A variety of indicators point to a post-recession increase in the immigration of scientists and engineers following a temporary decline during the 2007–09 economic downturn.
- The issuance of new H-1B visas, which languished during the recession, continued to increase since 2009 and, by 2015, exceeded the pre-recession levels.
- About 70% of temporary visa holders earning a U.S. S&E doctorate are in the United States at least 5 years later. This proportion reached 67% in 2005, declined during the economic downturn, and then rose to 70% in 2015.
Global S&E Labor Force
Worldwide, the number of workers engaged in research has been growing. This includes “professionals engaged in the conception or creation of new knowledge" who "conduct research and improve or develop concepts, theories, models, techniques instrumentation, software or operational methods" (OECD 2015).

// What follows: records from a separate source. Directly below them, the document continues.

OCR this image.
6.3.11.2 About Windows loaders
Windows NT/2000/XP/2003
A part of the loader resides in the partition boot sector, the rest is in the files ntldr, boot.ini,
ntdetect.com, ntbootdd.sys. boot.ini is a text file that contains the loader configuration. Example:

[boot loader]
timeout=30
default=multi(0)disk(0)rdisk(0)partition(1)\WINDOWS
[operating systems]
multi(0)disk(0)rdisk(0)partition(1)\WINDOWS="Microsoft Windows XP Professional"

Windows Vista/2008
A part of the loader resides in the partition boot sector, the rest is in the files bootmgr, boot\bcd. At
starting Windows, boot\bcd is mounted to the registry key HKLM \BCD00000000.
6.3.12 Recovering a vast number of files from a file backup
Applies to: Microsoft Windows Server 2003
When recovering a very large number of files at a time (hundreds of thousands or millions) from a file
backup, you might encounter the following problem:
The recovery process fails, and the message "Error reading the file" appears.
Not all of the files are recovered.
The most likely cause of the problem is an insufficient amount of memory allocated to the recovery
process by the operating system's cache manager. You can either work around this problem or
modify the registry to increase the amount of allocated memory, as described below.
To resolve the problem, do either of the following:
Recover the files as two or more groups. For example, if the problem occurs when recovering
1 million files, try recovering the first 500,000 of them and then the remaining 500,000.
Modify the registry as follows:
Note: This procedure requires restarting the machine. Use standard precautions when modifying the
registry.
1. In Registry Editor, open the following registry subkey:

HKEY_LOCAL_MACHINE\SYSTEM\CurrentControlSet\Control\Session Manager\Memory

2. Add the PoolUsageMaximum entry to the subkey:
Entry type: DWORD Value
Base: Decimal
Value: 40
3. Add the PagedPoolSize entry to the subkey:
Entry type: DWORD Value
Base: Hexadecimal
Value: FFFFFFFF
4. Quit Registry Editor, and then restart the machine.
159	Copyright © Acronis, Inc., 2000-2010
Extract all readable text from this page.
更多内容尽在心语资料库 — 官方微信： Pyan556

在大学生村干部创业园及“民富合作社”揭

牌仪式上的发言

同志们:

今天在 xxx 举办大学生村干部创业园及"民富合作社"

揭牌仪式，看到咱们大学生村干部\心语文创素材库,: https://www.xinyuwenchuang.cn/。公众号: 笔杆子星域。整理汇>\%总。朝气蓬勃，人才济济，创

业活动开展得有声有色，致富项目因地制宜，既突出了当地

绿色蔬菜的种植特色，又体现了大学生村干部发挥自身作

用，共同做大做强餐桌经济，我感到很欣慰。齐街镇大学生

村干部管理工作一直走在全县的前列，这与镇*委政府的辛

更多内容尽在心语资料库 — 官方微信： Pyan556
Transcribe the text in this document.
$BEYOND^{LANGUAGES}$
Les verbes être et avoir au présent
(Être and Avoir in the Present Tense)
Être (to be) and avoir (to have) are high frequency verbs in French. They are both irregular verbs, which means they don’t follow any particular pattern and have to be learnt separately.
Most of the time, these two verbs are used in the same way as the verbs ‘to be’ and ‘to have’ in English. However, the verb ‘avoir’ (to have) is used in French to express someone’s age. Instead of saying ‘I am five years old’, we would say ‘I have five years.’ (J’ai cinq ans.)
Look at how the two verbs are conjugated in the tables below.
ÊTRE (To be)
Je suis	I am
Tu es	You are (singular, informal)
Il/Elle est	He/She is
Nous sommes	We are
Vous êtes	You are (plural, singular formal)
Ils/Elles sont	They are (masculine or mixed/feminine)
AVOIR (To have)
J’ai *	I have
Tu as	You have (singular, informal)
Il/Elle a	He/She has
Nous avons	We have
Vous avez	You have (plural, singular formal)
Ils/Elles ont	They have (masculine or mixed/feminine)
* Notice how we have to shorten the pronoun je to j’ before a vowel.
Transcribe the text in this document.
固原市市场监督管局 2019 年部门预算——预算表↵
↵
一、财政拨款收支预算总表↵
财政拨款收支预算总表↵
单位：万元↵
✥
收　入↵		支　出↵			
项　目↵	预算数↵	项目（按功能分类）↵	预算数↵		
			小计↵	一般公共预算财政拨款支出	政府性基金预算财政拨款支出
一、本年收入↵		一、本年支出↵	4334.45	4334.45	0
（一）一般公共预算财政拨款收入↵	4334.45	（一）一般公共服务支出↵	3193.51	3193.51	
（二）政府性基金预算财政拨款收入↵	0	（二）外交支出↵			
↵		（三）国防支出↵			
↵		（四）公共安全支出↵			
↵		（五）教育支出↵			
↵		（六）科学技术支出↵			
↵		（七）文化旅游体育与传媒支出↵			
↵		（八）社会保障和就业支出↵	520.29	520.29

- Among countries with large numbers of researchers—defined as workers engaged in the conception or creation of new knowledge—growth since 2000 has been most rapid in China and South Korea.
- The United States and the European Union experienced steady growth but at lower rates than China or South Korea.
- Russia and, to some extent, Japan were exceptions to the worldwide trend. Between 2000 and 2014, the number of researchers in Japan rose very slightly; in Russia, the number declined.